0.3

9.6K 391 1.8K
                                    

Helloo yeni bir bölümle karşınızdayım :)

Hoş geldiniz bebeklerim nasılsınız?

Bölüm şarkısı: Play with Fire - Sam Tinnesz

Hatırlatma
Atalay'ı gördüğünde yüzünde oluşan gülümseme ile ''Bizde seni bekliyorduk.'' Dedi.
Tekrardan bakışları beni bulduğunda kulağıma eğilerek '' İşte şimdi oyunuma hoş geldin şaşkın ördek'' dedi.

•••

EE, yuh ne yani Atalay'ı mı çağırmış?

İç sesimin şaşkınlığı aynen bedenime yansımıştı. Evet Atalay'ın burada olması ve beni görmesi fazlasıyla zevk vermişti ama bunu Barkın'ın bilerek yapmış olması, ne kadar tehlikeli biri olduğunu bir kez daha gözler önüne sermişti.

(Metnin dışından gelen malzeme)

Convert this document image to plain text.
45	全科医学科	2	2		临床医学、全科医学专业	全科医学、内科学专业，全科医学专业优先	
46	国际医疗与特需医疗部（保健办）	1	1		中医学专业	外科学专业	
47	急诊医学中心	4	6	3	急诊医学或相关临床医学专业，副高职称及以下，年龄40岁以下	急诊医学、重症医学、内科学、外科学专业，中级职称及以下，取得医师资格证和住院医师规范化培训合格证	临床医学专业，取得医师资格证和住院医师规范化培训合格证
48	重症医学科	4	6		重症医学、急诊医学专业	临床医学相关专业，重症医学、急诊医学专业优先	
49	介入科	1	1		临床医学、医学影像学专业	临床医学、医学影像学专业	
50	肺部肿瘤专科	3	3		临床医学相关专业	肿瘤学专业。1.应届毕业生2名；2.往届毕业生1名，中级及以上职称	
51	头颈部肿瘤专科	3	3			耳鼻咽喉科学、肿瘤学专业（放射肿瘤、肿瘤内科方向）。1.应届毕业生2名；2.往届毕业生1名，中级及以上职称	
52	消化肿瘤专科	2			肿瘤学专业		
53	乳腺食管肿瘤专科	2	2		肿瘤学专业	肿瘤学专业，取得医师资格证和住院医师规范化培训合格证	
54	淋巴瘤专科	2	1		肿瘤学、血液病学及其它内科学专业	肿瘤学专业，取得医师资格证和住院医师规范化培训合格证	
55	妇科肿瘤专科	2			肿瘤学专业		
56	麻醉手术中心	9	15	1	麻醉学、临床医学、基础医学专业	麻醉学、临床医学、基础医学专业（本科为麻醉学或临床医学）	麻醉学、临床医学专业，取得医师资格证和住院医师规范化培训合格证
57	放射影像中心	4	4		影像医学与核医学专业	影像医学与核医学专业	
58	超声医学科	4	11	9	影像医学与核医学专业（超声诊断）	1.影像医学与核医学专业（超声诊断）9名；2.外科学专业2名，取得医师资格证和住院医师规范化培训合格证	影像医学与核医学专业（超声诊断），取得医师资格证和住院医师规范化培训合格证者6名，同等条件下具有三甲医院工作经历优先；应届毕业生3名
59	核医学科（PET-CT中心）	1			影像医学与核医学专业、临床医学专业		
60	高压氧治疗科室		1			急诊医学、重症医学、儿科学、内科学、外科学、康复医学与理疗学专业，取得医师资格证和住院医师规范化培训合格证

Oturduğum yerde asla hareket kaygım olmadan oturmaya devam ederken Atalay bütün hırsıyla yanıma gelmiş ve ellerimi hiç de nazik olmayacak şekilde ipten kurtarmıştı.

Ellerimi ipten kurtarınca ayağa kalkıp yanına dikeleceğimi düşünüyor olmalıydı ki hala oturduğumu gördüğünde gözlerinden geçen şaşkınlığa şahit olduğumda keyiflendim.

''Ee hoş geldin Atalay.'' Kurduğum cümleden sonra sinirli bir şekilde gülmüştü.

Bu gülümseme bunların genlerden geliyor galiba.

''Sen buraya ne bok yemeye geldin?'' Kolumu tutup sıktığında ağzından dökülen kelimeler ile acıyan kolumu boş vererek gülümsedim.

''Akraba ziyareti diyelim, seninleyken tanışmak nasip olmadı bende gelip Barkın'ı bir göreyim dedim.''

''Aden.'' İsmim ağzından resmen ezilerek çıkmıştı. Kolumu bırakmaya niyetinin olmadığını beni çekiştirerek pistin ortasına getirmesinden anlamıştım.

Zeka desen var.

İç sesimin küçümsemesini önemsemeyi sonraya bırakmıştım çünkü Barkın Atalay'ın kolumdaki elini tutmuş ve kolumu elinden kurtarmıştı.

''Benim mekanımda olan bir kişiyi götürebileceğini sanıyorsan yanılıyorsun Atalay Dinçer.''

''Bu kişi benim sevgilimse istediğim yerden, istediğim şekilde çıkartırım.'' Duyduğum cümleden sonra ''Eski'' diyerek ekleme yaptım.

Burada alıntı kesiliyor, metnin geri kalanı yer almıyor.